Hundreds of angry residents have packed hearings on the project, worried that it would lead to more traffic and cause significant environmental and wildlife damage. Supporters, however, want the access to convenient shopping and entertainment.

The Board of Supervisors' vote dealt a serious blow to Continental Communities Group, which now could be hard-pressed to recoup its investment.

It now faces foreclosure on the parcel because its project financing debt was due in January, said William Mark Levinson, a lawyer for a trustee representing bondholders who have helped finance planning for the project.

Jerry Neuman, an attorney for Continental Communities, said he wasn't aware of the foreclosure action, but it wasn't unexpected.

"We will move as quickly as possible with the new project and work with the lenders in that they have been very cooperative so far," Neuman said.

Zuckerman could not be reached for comment.

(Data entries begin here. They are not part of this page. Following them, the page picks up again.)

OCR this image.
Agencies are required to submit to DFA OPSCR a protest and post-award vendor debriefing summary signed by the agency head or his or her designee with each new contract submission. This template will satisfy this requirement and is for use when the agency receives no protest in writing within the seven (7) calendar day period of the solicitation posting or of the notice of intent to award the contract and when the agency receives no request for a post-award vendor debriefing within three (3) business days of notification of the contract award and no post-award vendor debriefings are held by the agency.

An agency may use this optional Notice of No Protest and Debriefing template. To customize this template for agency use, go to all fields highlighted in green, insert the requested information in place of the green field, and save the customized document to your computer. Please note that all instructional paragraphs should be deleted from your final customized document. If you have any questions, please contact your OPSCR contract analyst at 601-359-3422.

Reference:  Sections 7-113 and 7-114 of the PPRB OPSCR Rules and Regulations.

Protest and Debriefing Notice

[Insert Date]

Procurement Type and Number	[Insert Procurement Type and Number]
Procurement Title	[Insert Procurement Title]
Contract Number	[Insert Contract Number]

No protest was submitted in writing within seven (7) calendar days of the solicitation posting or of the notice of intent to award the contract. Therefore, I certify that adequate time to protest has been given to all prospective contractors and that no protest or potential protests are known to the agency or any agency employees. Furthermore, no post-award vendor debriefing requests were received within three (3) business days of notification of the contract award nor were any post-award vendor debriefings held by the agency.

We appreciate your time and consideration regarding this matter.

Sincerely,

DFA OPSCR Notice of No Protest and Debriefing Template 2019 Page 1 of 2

In 1990, when Zuckerman purchased the hilly parcel from Bob Hope for $10 million, the developer planned to construct La Strada Calabasas Center--a development of homes, offices and a shopping center.

Six years later, Continental secured funding for its proposed project through an unorthodox bond financing plan offered by Pacific Genesis Group, a San Francisco underwriting firm.

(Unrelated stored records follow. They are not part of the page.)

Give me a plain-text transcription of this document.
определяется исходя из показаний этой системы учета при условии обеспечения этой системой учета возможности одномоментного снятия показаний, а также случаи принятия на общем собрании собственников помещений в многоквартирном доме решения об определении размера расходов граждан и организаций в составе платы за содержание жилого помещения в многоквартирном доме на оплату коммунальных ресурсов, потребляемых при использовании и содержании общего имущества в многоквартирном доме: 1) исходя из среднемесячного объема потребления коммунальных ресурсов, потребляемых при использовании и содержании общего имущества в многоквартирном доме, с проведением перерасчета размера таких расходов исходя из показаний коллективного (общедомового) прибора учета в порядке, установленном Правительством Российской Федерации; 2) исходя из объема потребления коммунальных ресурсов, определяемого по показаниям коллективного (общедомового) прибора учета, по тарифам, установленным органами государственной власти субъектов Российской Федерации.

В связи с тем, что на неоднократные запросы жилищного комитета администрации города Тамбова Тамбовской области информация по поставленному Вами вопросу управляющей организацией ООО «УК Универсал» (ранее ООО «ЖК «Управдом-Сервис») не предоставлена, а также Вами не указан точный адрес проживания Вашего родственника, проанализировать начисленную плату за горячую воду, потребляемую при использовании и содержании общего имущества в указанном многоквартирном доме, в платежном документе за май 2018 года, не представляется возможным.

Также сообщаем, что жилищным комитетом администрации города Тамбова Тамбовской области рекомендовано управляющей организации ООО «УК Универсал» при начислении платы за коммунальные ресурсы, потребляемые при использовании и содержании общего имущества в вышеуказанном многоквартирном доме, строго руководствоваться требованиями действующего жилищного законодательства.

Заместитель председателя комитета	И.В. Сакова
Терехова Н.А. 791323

By creating what was then known as "roving JPAs," or joint powers authorities, Pacific Genesis sought out Central Valley towns--and some Native American tribes--to in effect "rent" their tax-free borrowing privileges.

Pacific Genesis wooed the tiny Central Valley farming town of Mendota for a new joint powers authority that would issue bonds on a project far from its jurisdiction--in this case, La Strada Calabasas Center.

In return, Mendota received $80,000 for lending its name to two bond deals--for the Calabasas project and a housing development near Fresno.

Pacific Genesis was then able to underwrite $6.1 million in tax-exempt bonds for a newly formed authority--the Malibu Canyon Public Financing Authority--to pay for the La Strada project.

In 1998, those bonds were refinanced in a $10.5-million bond issue under another joint powers authority based in the Central Valley, this time, the Sierra Nevada Public Financing Authority, which includes the city of San Joaquin.

But the clock was ticking on Continental Communities.

It intended to repay the Sierra Nevada bonds with revenues from the Calabasas project. But when the bond obligation was due in January, Continental Communities had not broken ground or even received county approval for its project.

As a result, Dai--Ichi Kangyo Trust Co. of New York, the trustee for Sierra Nevada Public Financing Authority, demanded that the authority begin foreclosure against Continental Communities, said Levinson, an attorney for Dai-Ichi.